Zift kadar karanlık!
Öylesine gözü kör bir kafa yapısı ki bu, AKP’yi ve MHP’yi anti-emperyalist görme gafletine kapılıp, sürekli olarak CHP’ye saldırmayı marifet sayıyor. Utanmazca cumhuriyet düşmanlarının yanında saf tutup, bir de tam bağımsızlıktan söz ediyorlar! Bir de ‘üretim devrimi’ diye bir masal uydurmuşlar, bunu bu yolsuz iktidarla birlikte hayata geçirmeyi planlıyorlar. Yani neresinden bakarsanız, elinizde kalacak bir saçmalıklar silsilesi...

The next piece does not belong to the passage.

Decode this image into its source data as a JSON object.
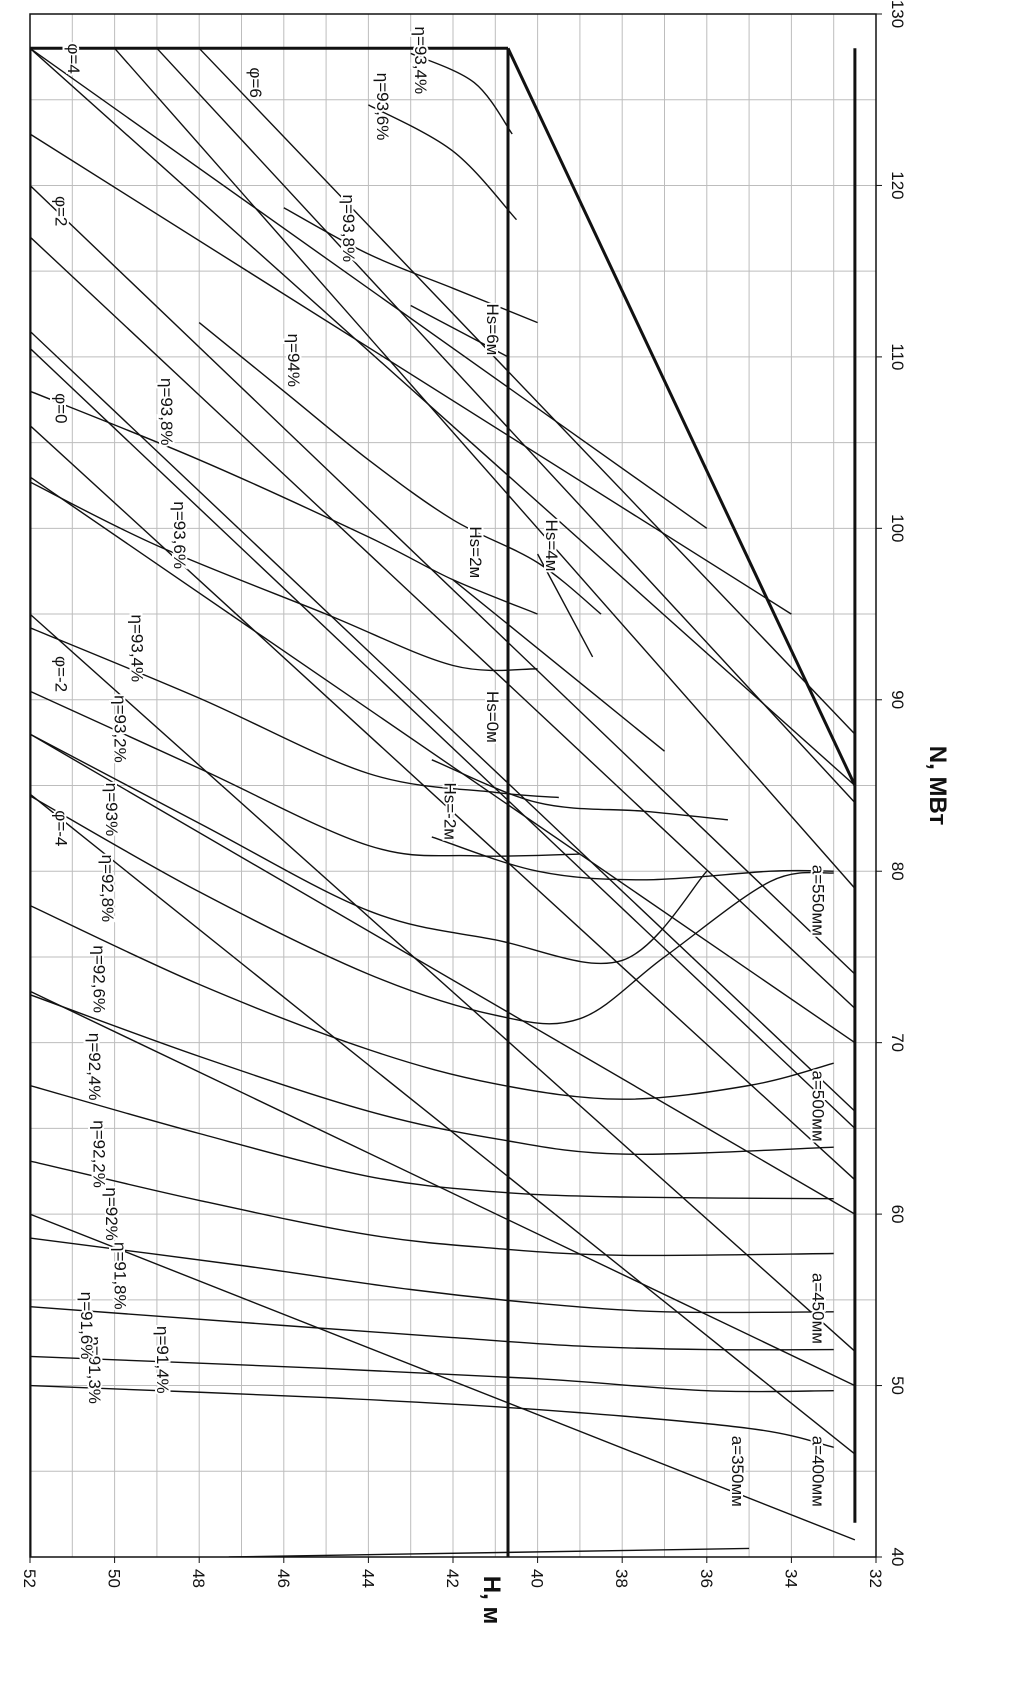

Sinek küçüktür ama mide bulandırır. İşte bu siyasi oluşum da böyle ve varoluşundan bu yana hep de böyleydi. Nasıl ki MHP, CIA tarafından örgütlenmiş ve Türkiye’yi 12 Eylül’e hazırlamak için kurulmuş bir partiyse, bunların geçmişi de başta gazeteleri olmak üzere, her gün provokasyon üretmeye yönelikti. Bugün “Gladyo’nun devamı FETÖ” diyenler, o gün Gladyo’nun yaktığı ateşe benzinle koşanlardı. Ve bugün de Türkiye’yi karanlık bir yola sokanlar yine işte bunlar.


Kötülük ittifakı
Türkiye’yi yönetemeyen, ekonomiyi derin bir bunalıma sokan, korkunç bir kutuplaşma yaratarak milleti bölen bu iktidarın destekçileri de en az iktidar kadar sorumlu. Büyüğü küçüğü fark etmez, bu iktidar için kullanışlı olan ve kendini cin sanan bu küçük siyasi klik, işte tam da bunu yapıyor. İşte bu yüzden, son dönemde, iktidar yanlısı medya çeşit olsun diye tartışma programlarına bunları çağırıyor. Kumpasın bir parçası olmak da bunları pek mutlu ediyor. Küçüksen ve etkisizsen ne yaparsın, ilgi toplamak için iki takla atarsın. İşte perşembe akşamı bu partinin genel başkan yardımcısının yaptığı tam da buydu. Aklı selim üç insan ne kadar mantıklı konuşursa konuşsun, bu tip berbat karnavallarda ilgi hep hokkabazda olur ya, hesap işte o hesap!